The Critical Psychiatry endorses the 12 August 2002 statement of the Critical Mental Health Forum (attached)

The draft Bill could be seen as an example of how new Labour has been too controlling in how it has tried to run the country. There are political consequences of a government that promotes social inclusion appearing to discriminate against a vulnerable group, such as the mentally ill.

Positive aspects of the Bill include:-

  1. Available help from independent specialist mental health advocacy service (SMHAS) [The Critical Psychiatry Network will be responding to the Durham University consultation.]
  2. Potential encouragement of biopsychological rather than biomedical perspective:-
  3. (i) Tribunal itself may not have medical member.

    (ii) Clinical supervisor may be non-medical professional

    (iii) Potential independent decision making of Tribunal from biomedical advice

  4. No separate legislation for so-called Dangerously Severe Personality Disorder.

Negative aspects:-

  1. Negative risk-based piece of legislation rather than generally concerned with the promotion of human rights and a therapeutic environment. It is clear that "safety" is not a sufficient criterion for application of compulsory powers. Statements from Government advisors such as the National Director of Mental Health seem to suggest it is and the draft Mental Health Bill seems to expect that power to be exercised. No wonder it has met such opposition
  2. Flawed in its view that any mental disorder may be subject to compulsion. Insight is retained in many disorders.
  3. Broadening of conditions for compulsion from 1983 Act
  4. (i) Mental illness (although not defined in the 1983 Act) is a narrower term than mental disorder. The Government have rejected the use of the notion of incapacity. However, the term mental illness, despite its lack of definition, tends to imply incapacity. This safeguard is lost in the draft Bill.

    (ii) The need for admission in the 1983 Act restricts application to more serious cases. People will undoubtedly be put off having contact with more coercive services.

    (iii) For people regarded as being of substantial risk of causing harm to others, compulsion may be applied even if not the only way of providing treatment. The government has dropped "treatability" from its proposals, making services merely custodial rather than therapeutic.

  5. Potentially anti-therapeutic and may, contrary to apparent expectations, lead to an increase in numbers of deaths through suicide and homicide because of encouragement of defensive practice which means that people do not feel understood and are therefore more likely to act on their aggressive impulses.

Consultation points

Scrutinising the proper application of the Act

Although the role of scrutinising documents is important, it is essentially a bureaucratic function concerned with the structure of the application of the Act.

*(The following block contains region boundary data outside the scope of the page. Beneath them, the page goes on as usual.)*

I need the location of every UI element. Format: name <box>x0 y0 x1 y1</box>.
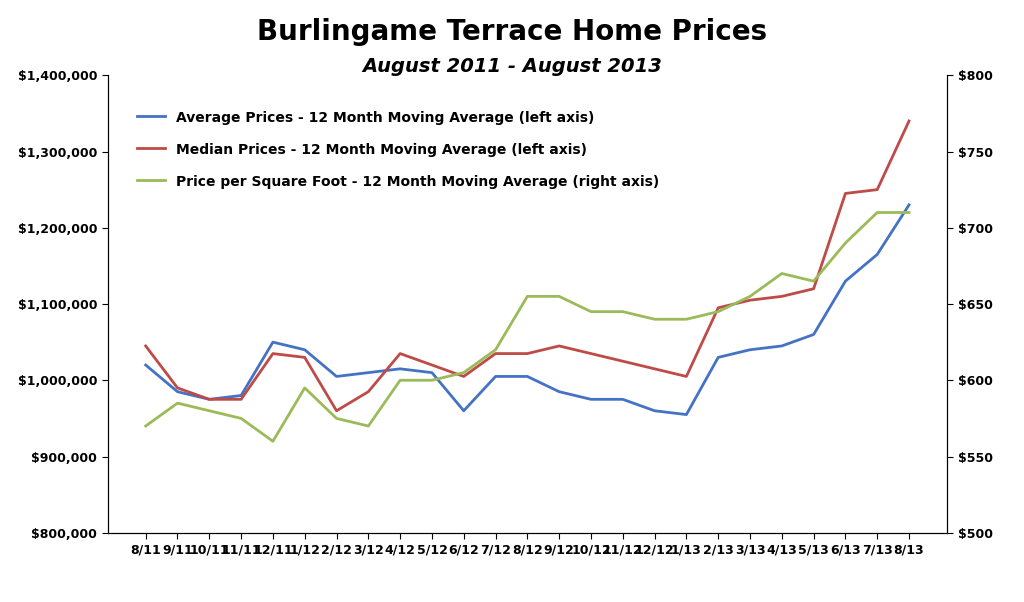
Price per Square Foot - 12 Month Moving Average (right axis) <box>775 270 787 277</box>
Legend: Average Prices - 12 Month Moving Average (left axis), Median Prices - 12 Month M: Average Prices - 12 Month Moving Average… <box>131 105 665 194</box>
Price per Square Foot - 12 Month Moving Average (right axis) <box>521 293 534 300</box>
Median Prices - 12 Month Moving Average (left axis) <box>299 354 311 361</box>
Median Prices - 12 Month Moving Average (left axis) <box>139 343 152 350</box>
Line: Average Prices - 12 Month Moving Average (left axis): Average Prices - 12 Month Moving Average… <box>145 205 909 415</box>
Price per Square Foot - 12 Month Moving Average (right axis) <box>139 423 152 430</box>
Price per Square Foot - 12 Month Moving Average (right axis) <box>458 369 470 376</box>
Median Prices - 12 Month Moving Average (left axis) <box>871 186 884 193</box>
Line: Price per Square Foot - 12 Month Moving Average (right axis): Price per Square Foot - 12 Month Moving … <box>145 213 909 441</box>
Text: Burlingame Terrace Home Prices: Burlingame Terrace Home Prices <box>257 18 767 46</box>
Price per Square Foot - 12 Month Moving Average (right axis) <box>489 346 502 353</box>
Median Prices - 12 Month Moving Average (left axis) <box>903 117 915 125</box>
Price per Square Foot - 12 Month Moving Average (right axis) <box>362 423 375 430</box>
Price per Square Foot - 12 Month Moving Average (right axis) <box>871 209 884 216</box>
Line: Median Prices - 12 Month Moving Average (left axis): Median Prices - 12 Month Moving Average … <box>145 121 909 411</box>
Average Prices - 12 Month Moving Average (left axis) <box>648 407 660 414</box>
Price per Square Foot - 12 Month Moving Average (right axis) <box>840 240 852 247</box>
Average Prices - 12 Month Moving Average (left axis) <box>840 278 852 285</box>
Median Prices - 12 Month Moving Average (left axis) <box>394 350 407 357</box>
Price per Square Foot - 12 Month Moving Average (right axis) <box>171 400 183 407</box>
Price per Square Foot - 12 Month Moving Average (right axis) <box>426 377 438 384</box>
Text: August 2011 - August 2013: August 2011 - August 2013 <box>362 57 662 76</box>
Average Prices - 12 Month Moving Average (left axis) <box>553 388 565 396</box>
Average Prices - 12 Month Moving Average (left axis) <box>267 338 280 346</box>
Average Prices - 12 Month Moving Average (left axis) <box>394 365 407 373</box>
Average Prices - 12 Month Moving Average (left axis) <box>871 251 884 258</box>
Average Prices - 12 Month Moving Average (left axis) <box>426 369 438 376</box>
Price per Square Foot - 12 Month Moving Average (right axis) <box>203 407 215 414</box>
Price per Square Foot - 12 Month Moving Average (right axis) <box>808 278 820 285</box>
Median Prices - 12 Month Moving Average (left axis) <box>840 190 852 197</box>
Median Prices - 12 Month Moving Average (left axis) <box>553 343 565 350</box>
Median Prices - 12 Month Moving Average (left axis) <box>234 396 247 403</box>
Average Prices - 12 Month Moving Average (left axis) <box>139 361 152 368</box>
Median Prices - 12 Month Moving Average (left axis) <box>648 365 660 373</box>
Price per Square Foot - 12 Month Moving Average (right axis) <box>680 315 692 323</box>
Average Prices - 12 Month Moving Average (left axis) <box>458 407 470 414</box>
Median Prices - 12 Month Moving Average (left axis) <box>489 350 502 357</box>
Median Prices - 12 Month Moving Average (left axis) <box>267 350 280 357</box>
Price per Square Foot - 12 Month Moving Average (right axis) <box>267 438 280 445</box>
Price per Square Foot - 12 Month Moving Average (right axis) <box>616 308 629 315</box>
Median Prices - 12 Month Moving Average (left axis) <box>171 384 183 391</box>
Median Prices - 12 Month Moving Average (left axis) <box>426 361 438 368</box>
Price per Square Foot - 12 Month Moving Average (right axis) <box>331 415 343 422</box>
Median Prices - 12 Month Moving Average (left axis) <box>203 396 215 403</box>
Average Prices - 12 Month Moving Average (left axis) <box>362 369 375 376</box>
Price per Square Foot - 12 Month Moving Average (right axis) <box>234 415 247 422</box>
Price per Square Foot - 12 Month Moving Average (right axis) <box>585 308 597 315</box>
Price per Square Foot - 12 Month Moving Average (right axis) <box>648 315 660 323</box>
Price per Square Foot - 12 Month Moving Average (right axis) <box>553 293 565 300</box>
Price per Square Foot - 12 Month Moving Average (right axis) <box>903 209 915 216</box>
Average Prices - 12 Month Moving Average (left axis) <box>585 396 597 403</box>
Average Prices - 12 Month Moving Average (left axis) <box>299 346 311 353</box>
Median Prices - 12 Month Moving Average (left axis) <box>362 388 375 396</box>
Average Prices - 12 Month Moving Average (left axis) <box>775 343 787 350</box>
Average Prices - 12 Month Moving Average (left axis) <box>808 331 820 338</box>
Price per Square Foot - 12 Month Moving Average (right axis) <box>394 377 407 384</box>
Average Prices - 12 Month Moving Average (left axis) <box>234 392 247 399</box>
Median Prices - 12 Month Moving Average (left axis) <box>585 350 597 357</box>
Average Prices - 12 Month Moving Average (left axis) <box>616 396 629 403</box>
Median Prices - 12 Month Moving Average (left axis) <box>331 407 343 414</box>
Average Prices - 12 Month Moving Average (left axis) <box>203 396 215 403</box>
Average Prices - 12 Month Moving Average (left axis) <box>903 201 915 208</box>
Median Prices - 12 Month Moving Average (left axis) <box>616 358 629 365</box>
Average Prices - 12 Month Moving Average (left axis) <box>743 346 756 353</box>
Median Prices - 12 Month Moving Average (left axis) <box>712 304 724 311</box>
Average Prices - 12 Month Moving Average (left axis) <box>521 373 534 380</box>
Median Prices - 12 Month Moving Average (left axis) <box>521 350 534 357</box>
Average Prices - 12 Month Moving Average (left axis) <box>489 373 502 380</box>
Price per Square Foot - 12 Month Moving Average (right axis) <box>712 308 724 315</box>
Price per Square Foot - 12 Month Moving Average (right axis) <box>743 293 756 300</box>
Median Prices - 12 Month Moving Average (left axis) <box>775 293 787 300</box>
Median Prices - 12 Month Moving Average (left axis) <box>458 373 470 380</box>
Average Prices - 12 Month Moving Average (left axis) <box>712 354 724 361</box>
Median Prices - 12 Month Moving Average (left axis) <box>808 285 820 293</box>
Average Prices - 12 Month Moving Average (left axis) <box>331 373 343 380</box>
Average Prices - 12 Month Moving Average (left axis) <box>680 411 692 418</box>
Average Prices - 12 Month Moving Average (left axis) <box>171 388 183 396</box>
Median Prices - 12 Month Moving Average (left axis) <box>680 373 692 380</box>
Median Prices - 12 Month Moving Average (left axis) <box>743 297 756 304</box>
Price per Square Foot - 12 Month Moving Average (right axis) <box>299 384 311 391</box>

The health care inspectorate should also be involved with the content of the application of the Act, which in the current proposals will largely be set out in principles in the Code of Practice. It has a role in ensuring a high quality of mental health care provided under the Act.

Protecting children with serious mental disorders

The legal protections, although to be welcomed, may perversely encourage use of the Mental Health Act for under 16s, which in practice should be rarely used. As it is so uncommon, why should not all treatment for under 16s be authorised by the Tribunal, which would need to develop rigorous criteria for the application of coercion?

Respecting the legal rights of patients and health care workers

Staff should be accountable. They also need to be supported in taking appropriate risks in the interests of patients. The Act should not encourage defensive practice.

Focusing on individual needs, removing exclusions

It is difficult to see how if these exclusions are removed that the Act will not on occasions be used legally to treat these conditions in themselves. Inappropriateness of compulsory treatment may be an insufficient safeguard to override potential risk. Lack of definition of mental disorder, even by exclusion, broadens the potential scope of the Act. If there are no specific safeguards to prevent "roping in your son who gets drunk on a Friday night", why should it not happen?

Sharing information to improve patient care

Principles of patient confidentiality are likely to be compromised by a general duty to co-operate in the supply of information in relation to risk management and assessment. Surely the duty is to have good information sharing to improve patient care.

Better care for prisoner patients

Specific legal protections for prisoners, although to be welcomed, could perversely encourage use of coercion in prison. Why should not all treatment for prisoners be authorised by the tribunal?

Patients’ correspondence

We would also like to see the evidence for the need for an extension of powers.

Mental Health Tribunals – Single Member Sittings

The broad criteria make the legal justification of the need for compulsion relatively easy to decide. What is unclear is how much the Tribunal is expected to take on responsibility for health outcomes. How will it decide eg. between different clinical opinions of clinical supervisor and advocate? Principles will be laid down in the Code of Practice, but the tendency will be for the Tribunal to adopt the more restrictive option, as legal criteria are defined so broadly.